Vancouver and Vancouver Island are easily amongst the most beautiful places on earth, which is one of the reasons why I moved here. It also rains a lot, and while we were hoping for a blue-sky day to really make the colours pop for the camera, we got the clouds and the west coast drizzle. On our schedule, when it comes to weather, we either get lucky or we don’t, so I was bummed we couldn’t show off the city, the ferry across the fjord, and even Tofino, in all its sunny glory. I’ve been to Tofino many times, as have most people who live in Vancouver. It’s wild, it’s remote, it’s got this great hippie-logger vibe. Usually I camp further up the beach, so it was a serious treat to stay at the luxurious Pacific Sands. “One day I’m going to come back here!” I swear as I always do, although Tofino is a little more doable for me than, say, Ethiopia.
We talk about it a little in the Philippines episode, but I have a bum ear that has pretty much ruled watersports out for me since I was 6 years old. Hence I grew up in South Africa, and don’t know how to surf. I’ve have tried a couple times before and have never got up, so it’s to Krissy and Tia’s credit that I got up, even if it was for a brief second, on those puny waves. I once started writing a book that looked at the rise and fall of Apartheid through the eyes of a South African surfing community. This kind of inspired me to get that project going again, along with a thousand others.
I didn’t grow up here, so I still get a thrill seeing bald eagles soaring above me. For the crew who were born and raised in British Columbia, it’s like seeing a seagull. A couple years ago I did the West Coast Trail, a 7-day hike up the coast of Vancouver Island. The only animals you might see are bears, wolves and cougars. Now that was a hard hike!

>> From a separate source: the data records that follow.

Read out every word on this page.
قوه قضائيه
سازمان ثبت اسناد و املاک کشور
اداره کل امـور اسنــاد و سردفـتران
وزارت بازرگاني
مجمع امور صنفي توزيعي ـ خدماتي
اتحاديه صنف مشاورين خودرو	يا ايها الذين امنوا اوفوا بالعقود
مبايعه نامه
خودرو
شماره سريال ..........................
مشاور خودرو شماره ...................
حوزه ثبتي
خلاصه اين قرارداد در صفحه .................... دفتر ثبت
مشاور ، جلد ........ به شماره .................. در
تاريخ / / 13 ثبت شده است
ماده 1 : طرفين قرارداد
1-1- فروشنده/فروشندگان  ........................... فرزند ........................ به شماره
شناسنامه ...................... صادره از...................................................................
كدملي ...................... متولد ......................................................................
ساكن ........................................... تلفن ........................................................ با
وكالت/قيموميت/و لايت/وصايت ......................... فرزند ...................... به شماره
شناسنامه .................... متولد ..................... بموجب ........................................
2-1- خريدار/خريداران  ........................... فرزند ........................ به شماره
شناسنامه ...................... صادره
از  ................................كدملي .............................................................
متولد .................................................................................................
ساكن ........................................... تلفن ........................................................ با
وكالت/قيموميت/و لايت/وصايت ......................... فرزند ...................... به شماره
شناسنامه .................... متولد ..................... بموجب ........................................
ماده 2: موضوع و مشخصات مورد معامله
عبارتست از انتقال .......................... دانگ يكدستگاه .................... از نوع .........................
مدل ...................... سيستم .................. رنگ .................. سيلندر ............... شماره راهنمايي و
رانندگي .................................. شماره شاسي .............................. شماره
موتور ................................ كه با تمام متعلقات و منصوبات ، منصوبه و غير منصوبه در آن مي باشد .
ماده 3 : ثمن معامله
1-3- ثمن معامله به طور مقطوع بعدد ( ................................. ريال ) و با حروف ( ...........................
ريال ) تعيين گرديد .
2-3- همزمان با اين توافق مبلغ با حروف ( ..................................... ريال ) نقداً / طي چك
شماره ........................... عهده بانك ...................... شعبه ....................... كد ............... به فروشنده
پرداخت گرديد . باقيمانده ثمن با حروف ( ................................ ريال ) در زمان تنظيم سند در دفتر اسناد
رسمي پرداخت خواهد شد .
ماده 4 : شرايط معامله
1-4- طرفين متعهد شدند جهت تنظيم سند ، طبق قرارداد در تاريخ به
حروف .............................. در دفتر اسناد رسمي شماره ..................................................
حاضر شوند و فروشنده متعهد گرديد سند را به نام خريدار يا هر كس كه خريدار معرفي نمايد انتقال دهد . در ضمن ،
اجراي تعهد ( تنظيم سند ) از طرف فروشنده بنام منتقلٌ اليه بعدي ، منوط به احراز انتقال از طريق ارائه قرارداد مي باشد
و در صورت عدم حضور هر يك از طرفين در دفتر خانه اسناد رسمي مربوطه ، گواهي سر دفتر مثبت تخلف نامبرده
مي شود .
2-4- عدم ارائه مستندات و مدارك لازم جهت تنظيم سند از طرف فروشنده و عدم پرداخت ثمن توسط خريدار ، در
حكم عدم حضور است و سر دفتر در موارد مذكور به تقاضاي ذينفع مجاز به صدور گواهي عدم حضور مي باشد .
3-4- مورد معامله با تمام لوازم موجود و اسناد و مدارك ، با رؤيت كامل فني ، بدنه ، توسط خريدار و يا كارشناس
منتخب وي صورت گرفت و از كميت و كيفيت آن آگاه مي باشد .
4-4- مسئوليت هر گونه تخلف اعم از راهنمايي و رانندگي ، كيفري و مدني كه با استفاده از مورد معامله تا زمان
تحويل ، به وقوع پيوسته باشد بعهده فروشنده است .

As for the yacht, it all came together quickly through word of mouth, and Nick and Cory are impassioned British Columbians, proud of their beautiful backyard. Pearl Jam had rented the Pacific Yellowfin a few weeks before us, so we truly were living like rock stars. The water was freezing though, so doing those jumps damn right nearly gave me hypothermia. But there were always delicious cocktails on hand to distract the cold. When you see Julia wake up – well, the night before, we got carried away with Captain Colin’s homemade brew, and one of the many attractions of that magnificent yacht: a trunk of masks and costumes. Trust me, it was a very good thing, for everyone involved, that the cameras weren’t filming.